Third Summit on New Media Art Archiving
Keywords: Electronic literature, net art, born-digital literature, born-digital literary archives, emerging formats, digital preservation, distributed archives
Containing several thousand works from the 1980s to today, the Electronic Literature Organization’s (ELO) The NEXT, created and managed by the Electronic Literature Lab (ELL, Washington State University Vancouver), is the largest repository of born-digital literature and net art on the web. It provides free online access to early hypertext fiction, animated poetry, literary games, and more, including many works otherwise now inaccessible due to obsolete software and hardware requirements. This paper presents a project to extend ELO’s The NEXT by setting up a new server in France to hold a copy of the collections, developing local curatorial and research activities to preserve European works, to be shared back with the US server, and growing a digital art and literature preservation network in Europe for practice sharing and collaboration. The project will include a participative Wikidata initiative on electronic literature to enhance the discoverability and searchability of the collections, which could be an opportunity to integrate this born-digital literature focused archive with the Connecting Archives project and feed the data into a shared database. The paper invites a discussion on the requirements of such alignment and the best way of working together towards a global new media archive.

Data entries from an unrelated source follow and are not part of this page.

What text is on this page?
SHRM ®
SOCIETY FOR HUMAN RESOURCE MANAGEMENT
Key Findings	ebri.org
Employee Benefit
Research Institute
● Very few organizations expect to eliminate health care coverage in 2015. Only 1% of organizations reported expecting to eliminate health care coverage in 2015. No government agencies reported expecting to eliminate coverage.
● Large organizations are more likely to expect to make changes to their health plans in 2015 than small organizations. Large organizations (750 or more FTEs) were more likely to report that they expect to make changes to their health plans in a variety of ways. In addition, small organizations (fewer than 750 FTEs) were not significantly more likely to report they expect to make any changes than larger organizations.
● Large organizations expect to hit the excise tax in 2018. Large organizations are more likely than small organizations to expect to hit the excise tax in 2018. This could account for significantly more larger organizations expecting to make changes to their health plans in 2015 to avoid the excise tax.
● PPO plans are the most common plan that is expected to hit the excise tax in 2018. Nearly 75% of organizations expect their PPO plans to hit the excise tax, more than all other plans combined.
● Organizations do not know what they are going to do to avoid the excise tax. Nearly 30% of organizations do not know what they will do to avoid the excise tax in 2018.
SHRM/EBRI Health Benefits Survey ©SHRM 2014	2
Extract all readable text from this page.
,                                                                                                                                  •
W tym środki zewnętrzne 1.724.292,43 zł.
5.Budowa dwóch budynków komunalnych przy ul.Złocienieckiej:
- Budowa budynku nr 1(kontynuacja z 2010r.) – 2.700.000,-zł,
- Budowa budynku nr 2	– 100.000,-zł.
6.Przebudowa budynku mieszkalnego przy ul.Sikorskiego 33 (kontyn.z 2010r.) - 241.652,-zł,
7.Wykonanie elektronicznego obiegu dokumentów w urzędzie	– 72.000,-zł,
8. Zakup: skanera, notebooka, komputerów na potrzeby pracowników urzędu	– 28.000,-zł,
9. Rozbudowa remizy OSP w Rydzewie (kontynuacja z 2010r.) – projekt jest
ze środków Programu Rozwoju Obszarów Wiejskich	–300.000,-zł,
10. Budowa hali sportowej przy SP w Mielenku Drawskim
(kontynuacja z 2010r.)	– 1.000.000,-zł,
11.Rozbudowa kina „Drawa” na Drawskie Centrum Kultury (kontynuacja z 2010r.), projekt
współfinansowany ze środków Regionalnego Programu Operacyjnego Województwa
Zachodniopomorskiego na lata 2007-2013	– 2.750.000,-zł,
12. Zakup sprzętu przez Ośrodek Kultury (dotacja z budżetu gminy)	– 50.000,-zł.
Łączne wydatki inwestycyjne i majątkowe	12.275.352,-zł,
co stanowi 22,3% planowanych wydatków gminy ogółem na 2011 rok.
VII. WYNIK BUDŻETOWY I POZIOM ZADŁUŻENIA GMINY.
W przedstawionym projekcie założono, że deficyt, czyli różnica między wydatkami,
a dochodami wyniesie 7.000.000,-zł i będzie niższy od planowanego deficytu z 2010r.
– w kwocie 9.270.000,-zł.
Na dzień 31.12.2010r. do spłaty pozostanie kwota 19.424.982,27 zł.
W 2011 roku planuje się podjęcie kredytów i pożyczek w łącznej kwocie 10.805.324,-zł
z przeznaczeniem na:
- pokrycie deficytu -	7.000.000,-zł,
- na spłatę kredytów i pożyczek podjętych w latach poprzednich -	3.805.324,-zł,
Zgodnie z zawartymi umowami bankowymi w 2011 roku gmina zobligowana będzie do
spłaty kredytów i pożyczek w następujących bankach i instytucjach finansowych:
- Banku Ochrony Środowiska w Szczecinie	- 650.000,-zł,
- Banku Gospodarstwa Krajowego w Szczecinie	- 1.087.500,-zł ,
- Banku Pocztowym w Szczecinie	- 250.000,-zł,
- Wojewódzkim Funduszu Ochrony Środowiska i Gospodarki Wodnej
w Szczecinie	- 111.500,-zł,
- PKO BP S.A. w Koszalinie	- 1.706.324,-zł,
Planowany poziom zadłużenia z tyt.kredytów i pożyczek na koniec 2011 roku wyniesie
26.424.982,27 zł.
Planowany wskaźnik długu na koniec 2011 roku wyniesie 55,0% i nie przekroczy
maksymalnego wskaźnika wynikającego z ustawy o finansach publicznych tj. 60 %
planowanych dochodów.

- Erika Fülöp is Professor of Twenty-first-century Literature, Digital Humanities and Creative Writing at the University of Toulouse 2 Jean Jaurès, where she is a member of the Heritage, Literature, History laboratory. She was previously Lecturer then Senior Lecturer in French Studies at Lancaster University (2015-2022), Postdoctoral Fellow of the Alexander von Humboldt Foundation at the Interdisciplinary Center for Narratology in Hamburg (2013-15), and Lecturer at New College, Oxford (2012-13). Since her doctoral thesis and first monograph on Proust and philosophy titled Proust, the One, and the Many: Identity and Difference in À la recherche du temps perdu (Oxford, 2012), she has been exploring diverse modes of authorship that question and expand the concept of writing and literature, especially digital modes of expression. In 2021 she benefitted from an EPSRC grant to learn about the technical aspects of creating and preserving digital work. Her research diary can be found here.
- Dene Grigar is Professor and Director of Creative Media & Digital Culture in the Department of Digital Technology & Culture at Washington State University Vancouver whose research focuses on the creation, curation, preservation, and criticism of born-digital media. She has authored 16 media works, 71 scholarly articles, and six books. She has curated exhibits at the British Computer Society, the Library of Congress, and for the Symposium on Electronic Art, among other venues. With Stuart Moulthrop (U of Wisconsin Milwaukee) she developed the methodology for documenting born-digital media, a project that culminated in an open-source, multimedia book, entitled Pathfinders (2015), and book of media art criticism, entitled Traversals (2017), for The MIT Press. Her forthcoming book is Challenges of Born-Digital Literature: Editions, Translations, and Emulations, co-authored with Mariusz Pisarski, for Cambridge UP. Grigar serves as the Managing Director & Curator of organization’s The NEXT and directs the Electronic Literature Lab.